The Task Force on Diversity, Equity, and Inclusion (DEI) in the mathematical sciences has been reflecting on how our department can contribute to MSU’s DEI goals. It is easy to assume that mathematics is an objective endeavor independent of human subjectivity, but people do mathematics and our discipline thrives when all people are welcomed into our community. 

 

A commitment to “advance the status of the profession of mathematics, encouraging and facilitating the full participation of all individuals” is made explicit in the mission statement of the American Mathematical Society, though we recognize that our discipline has not always lived up to that ideal. Myths about what it means to know and do mathematics exist both within and outside the field and act as barriers to the full participation of all individuals.  

 

Many of us have heard the joke, “There are three kinds of people in this world – those who are good at math and those who aren’t.” While this statement is likely to draw a chuckle, the notion that success in mathematics is the result of some spark of brilliance, rather than sustained hard work, pervades Western society and is more than a harmless myth (Anderson, R. K., Boaler,J., & Dieckmann, J. A. (2018)).  Disciplines that value or are seen as requiring “brilliance” have the starkest disparities in participation by women and people of color, and mathematics is at the top of that pile (Leslie, S. J., Cimpian, A., Meyer, M., & Freeland, E. (2015)).   

 

Members of the DEI task force in the mathematical sciences have been asking ourselves how we value diversity, equity, and inclusion in our discipline and where we need to grow and change. Though our work is ongoing, the answers we are developing are both encouraging and challenging. For one, both mathematics and statistics welcome different ways of approaching problems, a value that readily extends to a variety of perspectives and people doing math. Also, mathematical abstraction lends itself to, and is born from, applications. A more diverse community of mathematicians and statisticians broadens the range of priorities represented by those developing and applying methodology, resulting in more innovative approaches that are responsive to a wider range of societal needs. We also recognize that mathematical and statistical models can disguise biased values and propagate inequity (Lum, K. and Isaac, W. (2016)). Indeed, a typical first step in developing a model is deciding which parameters of a system are the salient ones to measure.  

 

Correspondingly, through our teaching, mentorship, and curriculum design, we see several opportunities.  One is to diversify imagination of where to find mathematics and how it can be used as a tool for identifying and addressing societal issues.  Another opportunity is to disseminate a practice of being upfront about applying mathematics to a broader range of contexts, and the values and social consequences embedded in them.  Another opportunity yet is to align the standard practices in our curriculum with priorities of communities seeking to embrace mathematical tools.  

 

Here is an example of such an opportunity.

 

A Typical Linear Algebra Problem. 

There are two brands of shoes – brand A and brand B. People buy shoes every 6 months: 70% stick with brand A; 30% switch to brand B; 80% stick with brand B; 20% switch to brand B. For a given shoe store, each pair of shoes not sold is a sunk cost.  Among the 500 pairs of shoes that the store can carry in stock, how many should be brand A and how many should be brand B in order to maximize profit? 

Much of this context is not relevant to the mathematical essence of this problem.  Meanwhile, the context of this problem sets an imagination that mathematics can be used as a tool for maximizing profit – a value that we readily accept under the guise of innocuous.  In the spirit of shifting imagination to social issues, here is the same problem – through the lens of mathematics – yet premised on a different set of parameters and implied values. 

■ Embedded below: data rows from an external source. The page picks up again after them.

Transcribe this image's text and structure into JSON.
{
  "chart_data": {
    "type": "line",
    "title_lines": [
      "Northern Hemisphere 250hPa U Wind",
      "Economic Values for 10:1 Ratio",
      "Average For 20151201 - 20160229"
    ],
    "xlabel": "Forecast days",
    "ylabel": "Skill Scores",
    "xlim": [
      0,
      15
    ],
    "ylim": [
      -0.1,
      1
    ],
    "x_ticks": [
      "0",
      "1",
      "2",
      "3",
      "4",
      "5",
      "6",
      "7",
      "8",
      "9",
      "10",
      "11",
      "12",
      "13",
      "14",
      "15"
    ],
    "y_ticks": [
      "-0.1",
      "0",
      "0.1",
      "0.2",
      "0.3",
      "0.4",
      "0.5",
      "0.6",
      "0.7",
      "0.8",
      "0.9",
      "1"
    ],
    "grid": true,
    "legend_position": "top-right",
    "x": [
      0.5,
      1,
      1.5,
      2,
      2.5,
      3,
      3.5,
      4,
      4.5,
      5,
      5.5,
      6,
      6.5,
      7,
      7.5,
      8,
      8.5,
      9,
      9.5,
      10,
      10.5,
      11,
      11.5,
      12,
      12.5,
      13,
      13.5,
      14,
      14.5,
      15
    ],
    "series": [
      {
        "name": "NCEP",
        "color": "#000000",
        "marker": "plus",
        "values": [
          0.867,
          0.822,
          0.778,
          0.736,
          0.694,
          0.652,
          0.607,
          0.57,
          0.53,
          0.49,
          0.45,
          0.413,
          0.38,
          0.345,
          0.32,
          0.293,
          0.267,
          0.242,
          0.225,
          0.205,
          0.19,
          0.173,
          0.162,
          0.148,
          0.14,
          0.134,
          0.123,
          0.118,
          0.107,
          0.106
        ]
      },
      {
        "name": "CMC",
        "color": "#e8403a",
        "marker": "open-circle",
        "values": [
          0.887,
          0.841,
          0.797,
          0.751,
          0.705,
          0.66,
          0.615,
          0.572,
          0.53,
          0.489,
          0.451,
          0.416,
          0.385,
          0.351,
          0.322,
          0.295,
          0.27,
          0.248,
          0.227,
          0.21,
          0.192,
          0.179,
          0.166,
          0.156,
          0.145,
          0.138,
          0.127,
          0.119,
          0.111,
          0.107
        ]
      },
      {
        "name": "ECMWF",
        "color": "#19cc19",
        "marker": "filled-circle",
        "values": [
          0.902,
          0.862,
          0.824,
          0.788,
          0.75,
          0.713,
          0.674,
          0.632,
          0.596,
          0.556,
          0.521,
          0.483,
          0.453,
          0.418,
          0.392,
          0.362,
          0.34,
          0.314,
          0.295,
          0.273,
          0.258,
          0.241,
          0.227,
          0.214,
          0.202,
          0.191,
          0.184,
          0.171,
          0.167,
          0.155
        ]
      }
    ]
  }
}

Modified Linear Algebra Problem. 

There are two rental neighborhoods in Bozeman – the North and the South. Renters renew their leases every 6 months: 70% stick with the North; 30% switch to the South; 80% stick with the South; 20% switch to the North. The city of Bozeman injects neighborhood-wide affordable housing incentives based on concentration of renters. Among the 500 incentives the city has to available, how many should be offered to the North and how many to the South, in order to optimize the mission of the incentives?  

 

We know we have a long way to go. Inequities within the mathematical sciences did not appear overnight. They are the result of centuries of discriminatory practices and new wounds are being inflicted on historically underrepresented groups to this day. We are encouraged by efforts within and across our disciplinary societies (e.g., the American Mathematical Society, the American Statistical Association, the Association of Mathematics Teacher Educators) and by steps taken to support diversity and inclusion across MSU’s campus. We look forward to creating a more equitable, inclusive, and just discipline that lives up to the ideal of the full participation of all individuals.